O conflito de Canudos surgiu de uma pequena desavença local.
Antônio Conselheiro havia encomendado e pago um lote de madeiras para a
construção de uma igreja no arraial de Canudos.
Como o lote não foi entregue, houve uma ameaça de
ataque à cidade de Juazeiro. O juiz da região pediu ajuda ao governador da
Bahia, que, não conseguindo resolver a situação, solicitou a presença das
tropas federais.
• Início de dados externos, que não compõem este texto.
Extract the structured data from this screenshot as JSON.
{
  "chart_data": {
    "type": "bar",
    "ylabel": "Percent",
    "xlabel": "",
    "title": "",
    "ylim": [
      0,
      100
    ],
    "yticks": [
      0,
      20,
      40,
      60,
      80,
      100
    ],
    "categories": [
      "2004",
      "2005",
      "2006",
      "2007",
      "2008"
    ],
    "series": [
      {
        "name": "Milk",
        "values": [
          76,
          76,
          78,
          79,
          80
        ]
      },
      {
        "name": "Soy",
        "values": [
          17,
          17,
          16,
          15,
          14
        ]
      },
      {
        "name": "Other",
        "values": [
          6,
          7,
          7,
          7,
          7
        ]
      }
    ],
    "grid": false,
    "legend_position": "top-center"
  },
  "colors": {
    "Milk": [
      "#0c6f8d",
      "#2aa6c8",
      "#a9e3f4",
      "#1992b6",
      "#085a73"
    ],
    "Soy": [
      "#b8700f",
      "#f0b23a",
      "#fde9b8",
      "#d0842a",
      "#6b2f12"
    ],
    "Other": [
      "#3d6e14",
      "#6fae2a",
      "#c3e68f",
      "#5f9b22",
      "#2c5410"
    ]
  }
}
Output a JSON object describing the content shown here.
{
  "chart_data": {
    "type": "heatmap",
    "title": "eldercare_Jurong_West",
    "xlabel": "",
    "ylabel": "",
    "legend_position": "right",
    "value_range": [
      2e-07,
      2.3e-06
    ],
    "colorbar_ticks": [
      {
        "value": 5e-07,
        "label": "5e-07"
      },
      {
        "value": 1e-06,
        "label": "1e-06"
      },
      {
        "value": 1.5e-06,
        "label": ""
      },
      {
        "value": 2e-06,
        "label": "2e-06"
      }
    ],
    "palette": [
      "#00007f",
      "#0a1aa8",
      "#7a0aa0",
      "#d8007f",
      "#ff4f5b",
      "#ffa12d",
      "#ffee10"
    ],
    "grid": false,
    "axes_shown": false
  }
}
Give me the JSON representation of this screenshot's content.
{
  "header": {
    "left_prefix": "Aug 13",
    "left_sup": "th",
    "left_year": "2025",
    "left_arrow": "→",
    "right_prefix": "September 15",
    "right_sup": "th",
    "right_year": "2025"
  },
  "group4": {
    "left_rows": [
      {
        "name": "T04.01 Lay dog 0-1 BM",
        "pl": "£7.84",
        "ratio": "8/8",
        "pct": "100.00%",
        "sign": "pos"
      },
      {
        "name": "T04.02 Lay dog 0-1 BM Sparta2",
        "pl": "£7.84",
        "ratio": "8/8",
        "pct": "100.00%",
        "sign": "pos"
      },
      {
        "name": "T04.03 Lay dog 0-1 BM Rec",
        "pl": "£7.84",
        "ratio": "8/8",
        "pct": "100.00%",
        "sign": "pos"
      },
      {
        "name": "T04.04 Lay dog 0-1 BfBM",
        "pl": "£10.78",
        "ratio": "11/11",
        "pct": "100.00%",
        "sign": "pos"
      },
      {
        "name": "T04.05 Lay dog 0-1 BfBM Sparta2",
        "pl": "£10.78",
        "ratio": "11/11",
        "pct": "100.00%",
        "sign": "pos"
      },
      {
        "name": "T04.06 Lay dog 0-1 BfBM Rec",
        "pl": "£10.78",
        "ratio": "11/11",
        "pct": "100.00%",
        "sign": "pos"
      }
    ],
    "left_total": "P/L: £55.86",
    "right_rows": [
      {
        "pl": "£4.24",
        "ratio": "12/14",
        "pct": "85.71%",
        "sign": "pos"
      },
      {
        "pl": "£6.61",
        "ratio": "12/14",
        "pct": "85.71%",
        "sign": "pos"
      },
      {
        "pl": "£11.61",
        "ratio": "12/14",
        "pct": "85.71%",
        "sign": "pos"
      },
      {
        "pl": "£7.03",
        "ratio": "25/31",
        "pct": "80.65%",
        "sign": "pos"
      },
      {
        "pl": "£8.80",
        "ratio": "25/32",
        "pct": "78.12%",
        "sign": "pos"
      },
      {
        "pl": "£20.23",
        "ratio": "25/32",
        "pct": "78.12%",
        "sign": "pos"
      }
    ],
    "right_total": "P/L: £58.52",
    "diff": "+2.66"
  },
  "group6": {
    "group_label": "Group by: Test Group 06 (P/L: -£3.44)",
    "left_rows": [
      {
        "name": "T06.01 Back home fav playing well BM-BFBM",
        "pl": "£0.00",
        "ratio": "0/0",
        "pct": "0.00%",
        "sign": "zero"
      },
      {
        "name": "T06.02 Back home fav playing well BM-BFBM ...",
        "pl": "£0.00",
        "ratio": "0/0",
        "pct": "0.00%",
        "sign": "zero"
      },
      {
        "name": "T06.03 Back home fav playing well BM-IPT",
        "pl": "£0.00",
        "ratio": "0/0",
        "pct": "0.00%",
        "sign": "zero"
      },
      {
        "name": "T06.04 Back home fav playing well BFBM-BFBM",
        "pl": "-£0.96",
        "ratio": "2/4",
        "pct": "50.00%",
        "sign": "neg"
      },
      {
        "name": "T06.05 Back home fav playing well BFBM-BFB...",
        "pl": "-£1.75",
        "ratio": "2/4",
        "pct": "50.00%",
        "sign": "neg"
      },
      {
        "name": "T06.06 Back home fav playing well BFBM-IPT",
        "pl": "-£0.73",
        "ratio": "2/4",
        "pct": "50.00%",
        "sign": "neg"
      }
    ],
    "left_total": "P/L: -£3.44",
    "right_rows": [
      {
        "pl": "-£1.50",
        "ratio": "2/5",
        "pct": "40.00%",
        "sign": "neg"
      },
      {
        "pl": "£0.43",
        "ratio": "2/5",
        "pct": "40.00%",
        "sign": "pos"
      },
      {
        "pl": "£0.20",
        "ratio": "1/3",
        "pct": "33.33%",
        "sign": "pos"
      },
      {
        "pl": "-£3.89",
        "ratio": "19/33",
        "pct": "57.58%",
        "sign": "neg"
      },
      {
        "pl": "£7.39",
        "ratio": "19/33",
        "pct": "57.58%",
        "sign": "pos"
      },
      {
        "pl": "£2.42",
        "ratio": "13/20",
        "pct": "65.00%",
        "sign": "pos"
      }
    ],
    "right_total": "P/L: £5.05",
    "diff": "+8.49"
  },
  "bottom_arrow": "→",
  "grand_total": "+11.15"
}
Antônio Conselheiro também era acusado de sonegador de
impostos e de ser antirrepublicano, por manifestar-se contra a dissociação
entre Estado e Igreja no casamento – medida surgida com o advento da República.
Esses foram os argumentos oficiais do governo brasileiro para o ataque ao
arraial de Canudos. Este trecho de Euclides da Cunha descreve a situação no
final dos combates: “A luta, que
viera perdendo dia a dia o caráter militar, degenerou, ao cabo, inteiramente”.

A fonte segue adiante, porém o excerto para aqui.